Ardha Chakrasana, also known as Half Wheel Pose or Standing Backbend, is a yoga asana that stretches the front of the body, opens the chest and shoulders, and strengthens the back muscles. Here are the steps to perform Ardha Chakrasana:

  • Begin by standing with your feet hip-width apart and your hands on your hips.
  • Inhale deeply and lift your chest up towards the ceiling.
  • Exhale and gently arch your back, tilting your head back and looking up towards the ceiling.
  • Place your hands on your lower back, with your fingers pointing downwards.
  • Keep your elbows close together and gently push your hips forward, opening your chest and shoulders.
  • Hold the pose for 30-60 seconds, or longer if you feel comfortable.
  • To come out of the pose, inhale and slowly lift your torso back up to a standing position.
  • Exhale and release your hands back to your hips.

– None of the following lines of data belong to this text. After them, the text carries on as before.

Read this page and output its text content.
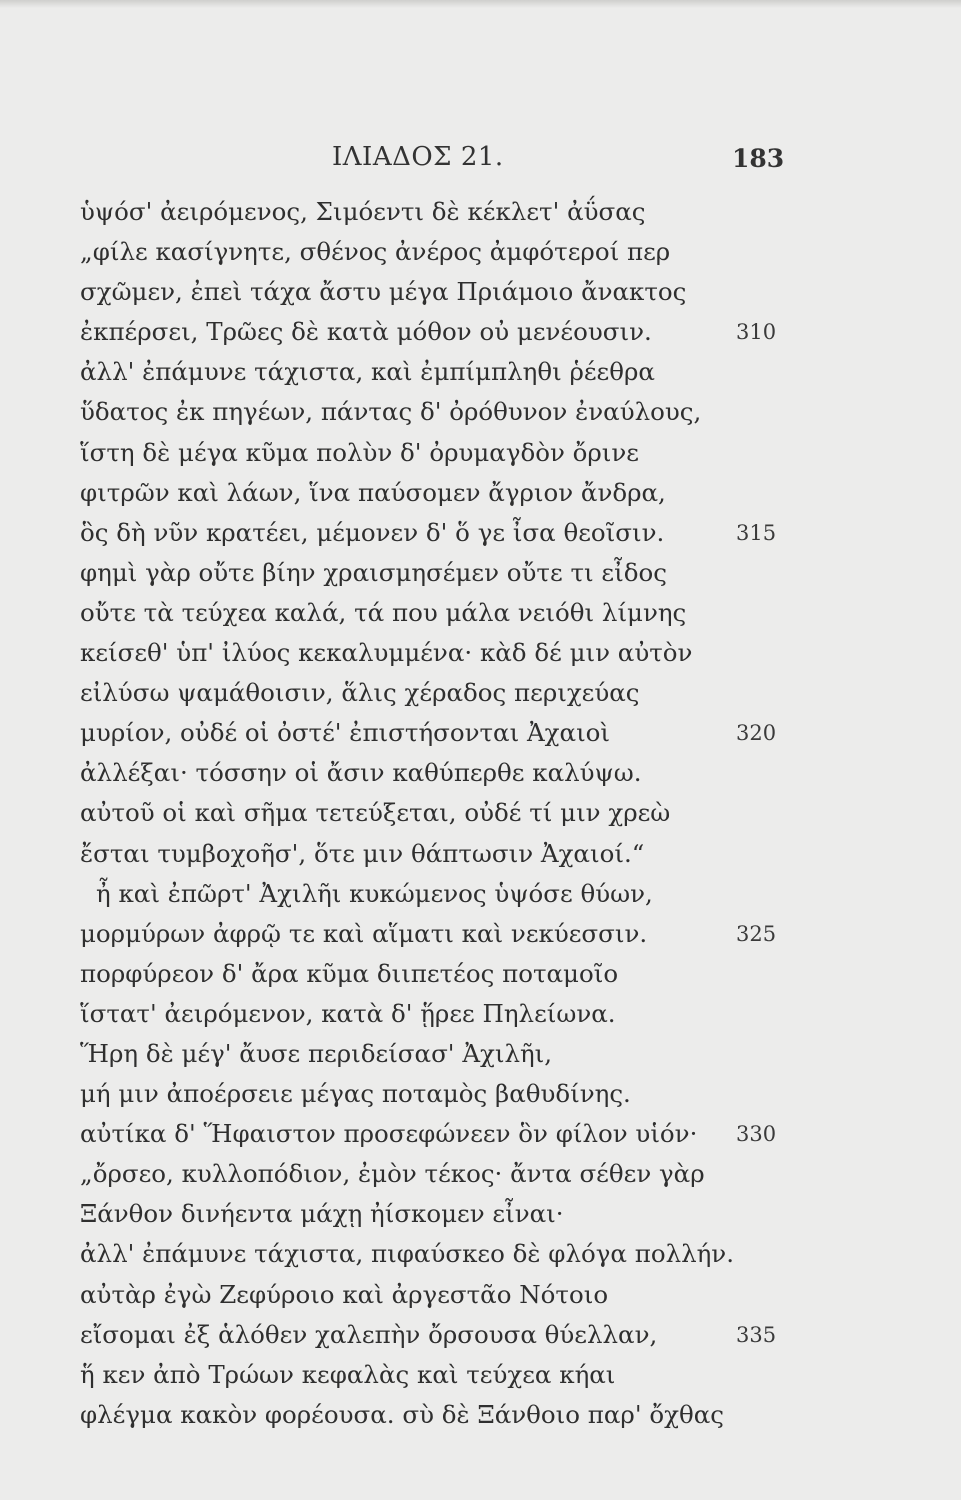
ΙΛΙΑΔΟΣ 21.	183
ὑψόσ' ἀειρόμενος, Σιμόεντι δὲ κέκλετ' ἀΰσας
„φίλε κασίγνητε, σθένος ἀνέρος ἀμφότεροί περ
σχῶμεν, ἐπεὶ τάχα ἄστυ μέγα Πριάμοιο ἄνακτος
ἐκπέρσει, Τρῶες δὲ κατὰ μόθον οὐ μενέουσιν.	310
ἀλλ' ἐπάμυνε τάχιστα, καὶ ἐμπίμπληθι ῥέεθρα
ὕδατος ἐκ πηγέων, πάντας δ' ὀρόθυνον ἐναύλους,
ἵστη δὲ μέγα κῦμα πολὺν δ' ὀρυμαγδὸν ὄρινε
φιτρῶν καὶ λάων, ἵνα παύσομεν ἄγριον ἄνδρα,
ὃς δὴ νῦν κρατέει, μέμονεν δ' ὅ γε ἶσα θεοῖσιν.	315
φημὶ γὰρ οὔτε βίην χραισμησέμεν οὔτε τι εἶδος
οὔτε τὰ τεύχεα καλά, τά που μάλα νειόθι λίμνης
κείσεθ' ὑπ' ἰλύος κεκαλυμμένα· κὰδ δέ μιν αὐτὸν
εἰλύσω ψαμάθοισιν, ἅλις χέραδος περιχεύας
μυρίον, οὐδέ οἱ ὀστέ' ἐπιστήσονται Ἀχαιοὶ	320
ἀλλέξαι· τόσσην οἱ ἄσιν καθύπερθε καλύψω.
αὐτοῦ οἱ καὶ σῆμα τετεύξεται, οὐδέ τί μιν χρεὼ
ἔσται τυμβοχοῆσ', ὅτε μιν θάπτωσιν Ἀχαιοί.“
ἦ καὶ ἐπῶρτ' Ἀχιλῆι κυκώμενος ὑψόσε θύων,
μορμύρων ἀφρῷ τε καὶ αἵματι καὶ νεκύεσσιν.	325
πορφύρεον δ' ἄρα κῦμα διιπετέος ποταμοῖο
ἵστατ' ἀειρόμενον, κατὰ δ' ᾕρεε Πηλείωνα.
Ἥρη δὲ μέγ' ἄυσε περιδείσασ' Ἀχιλῆι,
μή μιν ἀποέρσειε μέγας ποταμὸς βαθυδίνης.
αὐτίκα δ' Ἥφαιστον προσεφώνεεν ὃν φίλον υἱόν· 330
„ὄρσεο, κυλλοπόδιον, ἐμὸν τέκος· ἄντα σέθεν γὰρ
Ξάνθον δινήεντα μάχῃ ἠίσκομεν εἶναι·
ἀλλ' ἐπάμυνε τάχιστα, πιφαύσκεο δὲ φλόγα πολλήν.
αὐτὰρ ἐγὼ Ζεφύροιο καὶ ἀργεστᾶο Νότοιο
εἴσομαι ἐξ ἁλόθεν χαλεπὴν ὄρσουσα θύελλαν,	335
ἥ κεν ἀπὸ Τρώων κεφαλὰς καὶ τεύχεα κήαι
φλέγμα κακὸν φορέουσα. σὺ δὲ Ξάνθοιο παρ' ὄχθας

  • If you have neck problems, keep your head in a neutral position, looking straight ahead instead of tilting it back.
  • If you have low back pain, make sure to engage your abdominal muscles and avoid over-arching your back.
  • If you have shoulder injuries, you can keep your hands on your hips instead of placing them on your lower back.

Note: Ardha Chakrasana can be a challenging pose, especially if you have tight shoulders or a stiff spine. It is important to approach the pose with caution and to listen to your body. As with any yoga pose, if you have any medical conditions, it is important to consult with a qualified yoga teacher or healthcare professional before attempting this pose.